A little danger is good for kids
Published 9:09 pm Saturday, July 2, 2016
In the neighborhood I grew up in, the Fourth of July meant one thing — fireworks wars. We did our best to reenact the great battles that won our nation’s freedom.
Triple-digit heat or not, we suited up in our best camo, covered our eyes with sunglasses or goggles (safety first!) and launched hundreds of fireworks at each other.
The first shot that started the years-long battle was simply a misdirected Black Cat that landed too close to a house where three brothers lived. We hollered a friendly “sorry” and thought nothing of it. A few minutes later, they sent a bottle rocket screaming toward our back deck. We then proceeded to launch several in their direction. Without speaking a word, war had been declared.
Soon, we realized that the 75 yards separating our positions was too great a distance for bottle rockets to inflict much damage. So we raised the stakes, firing anything and everything that had a fuse. Some hit their house, some hit them. It was glorious.
But they would not go down without a fight. They snuck along a hedge row close to our property line and launched several volleys our way. Though we hadn’t formally established rules for our battles, we understood that neither side was to leave their fixed positions.
Seeing that the enemy had no shame in guerrilla warfare, we adjusted our strategy as well. We snuck within feet of their headquarters and launched dozens of roman candles into their hiding place. There were screams of pain for sure, but war is war.
While retreating from that raid, I first heard — and then quickly felt — a rocket as it made its way down the back of my camo shirt. It was a searing hot pain that sent me to the ground screaming. As I writhed in agony, I could hear their laughs of victory.
We no doubt lost that first battle, but there would be many others and I like to think we won a few. Our war would continue each Fourth of July and sometimes on New Year’s. We were all well into our teens before we stopped the madness. (My parents were responsible people and didn’t realize these events were taking place. I’m certain they would have stopped it had they known).
Somehow, there were no major injuries through all those skirmishes. Looking back, I’m not sure how we didn’t end up in the hospital. Though it was stupid and dangerous, it was the kind of fun kids don’t have anymore. Parents have become overly protective and children are losing something because of it. I’m as guilty as anyone.
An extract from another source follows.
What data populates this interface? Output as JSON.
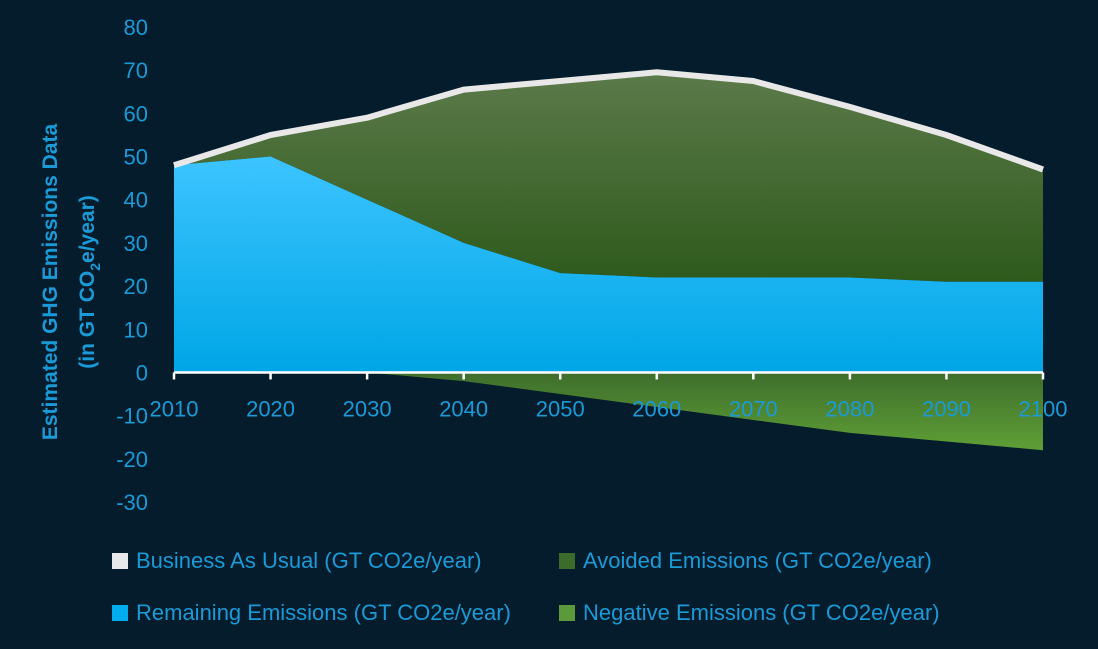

I worry about my children too much, and spend too much energy keeping them out of harm’s way. Though it’s my job as a father to protect them, they’ll have to experience some pain and fear in order to know how to survive on their own one day. There are life lessons to be learned in dangerous activities like bottle rocket wars.
I’m not suggesting that children should be allowed to shoot fireworks at each other, but we could all probably dial back on the overbearing safety-first-at-all-costs attitude a bit. Sure, there are some things that demand vigilance when it comes to safety, and fireworks is on that list. But there are dozens of other things I should let my children do, even if it means they get scratched and bruised a bit.
Children need the freedom to get scared. They need the freedom to risk getting hurt. While the balance of independence and safety was probably tilted too far toward independence when I was a child, many of us have shifted too far the other way with our own children.
Independence is a valuable trait that will serve children well as they grow older. For children to develop into successful adults, overprotective parents like me will have to be brave enough to let them get scared and maybe even hurt a little.
Luke Horton is the publisher of The Daily Leader.